Текущая страница: 3 (всего у книги 19 страниц) [доступный отрывок для чтения: 6 страниц]

Шрифт:
- 100% +

4

Хорошо было мчать по шоссе! Ни о чем не думать, только следить за дорогой и наблюдать, как уплывают назад извилистые речушки и зеленые рощи, покрывающие холмы. Как мрачноватые ельники близко подступают к дороге, как серая змея асфальта внезапно вырывается из их плена, и взгляду открываются просторы, поля, деревни… как колокольни церквей то прячутся, то возникают за купами деревьев в туманном воздухе.

Славик Серов с детства мечтал о машине. Автомобиль ему с давних пор представлялся не транспортным средством и уж вовсе не престижной собственностью, а металлической скорлупой – островком свободы, заменяющим собственную квартиру.
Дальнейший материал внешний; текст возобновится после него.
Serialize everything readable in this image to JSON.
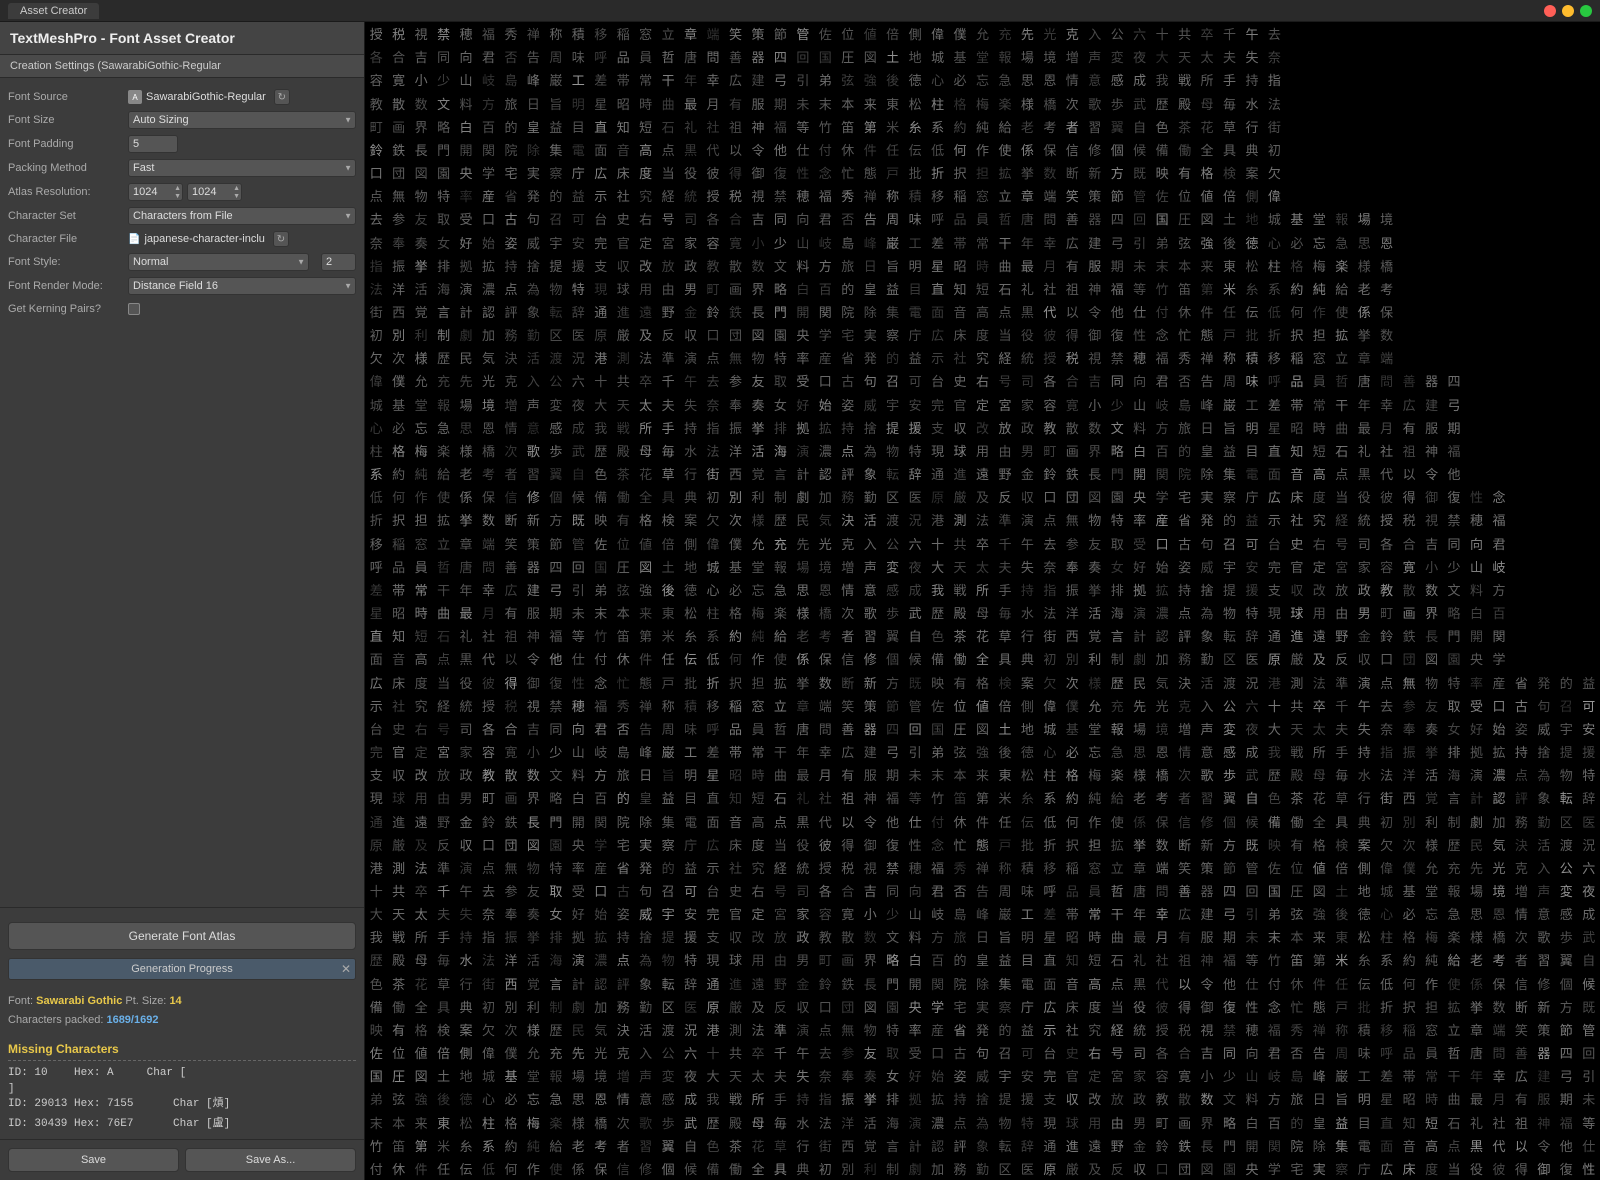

Этакий домик на колесах, в котором можно быть независимым и передвигаться в пространстве, считаясь только с правилами уличного движения.

Славик Серов не любил считаться с условностями и, еще учась в школе, не боялся высказывать мысли, идущие вразрез с общепринятым мнением. Он с уважением относился к тому, что считал проявлением собственной свободы, но, что еще более ценно, не забывал, что его свобода заканчивается там, где начинается свобода кого-то другого. Иногда ему приходилось отстаивать свою точку зрения кулаками. Драк он не любил, но и не боялся. Он был жилист, длинноног и прыгуч и законно лидерствовал на всех волейбольных площадках их района.

– Ты поступай в институт физкультуры, Славик, – советовал ему преподаватель после каждого удачно проведенного матча. – Не будет проблем, с руками оторвут!

Но Славик не хотел поступать в институт физкультуры. Он твердо решил стать врачом.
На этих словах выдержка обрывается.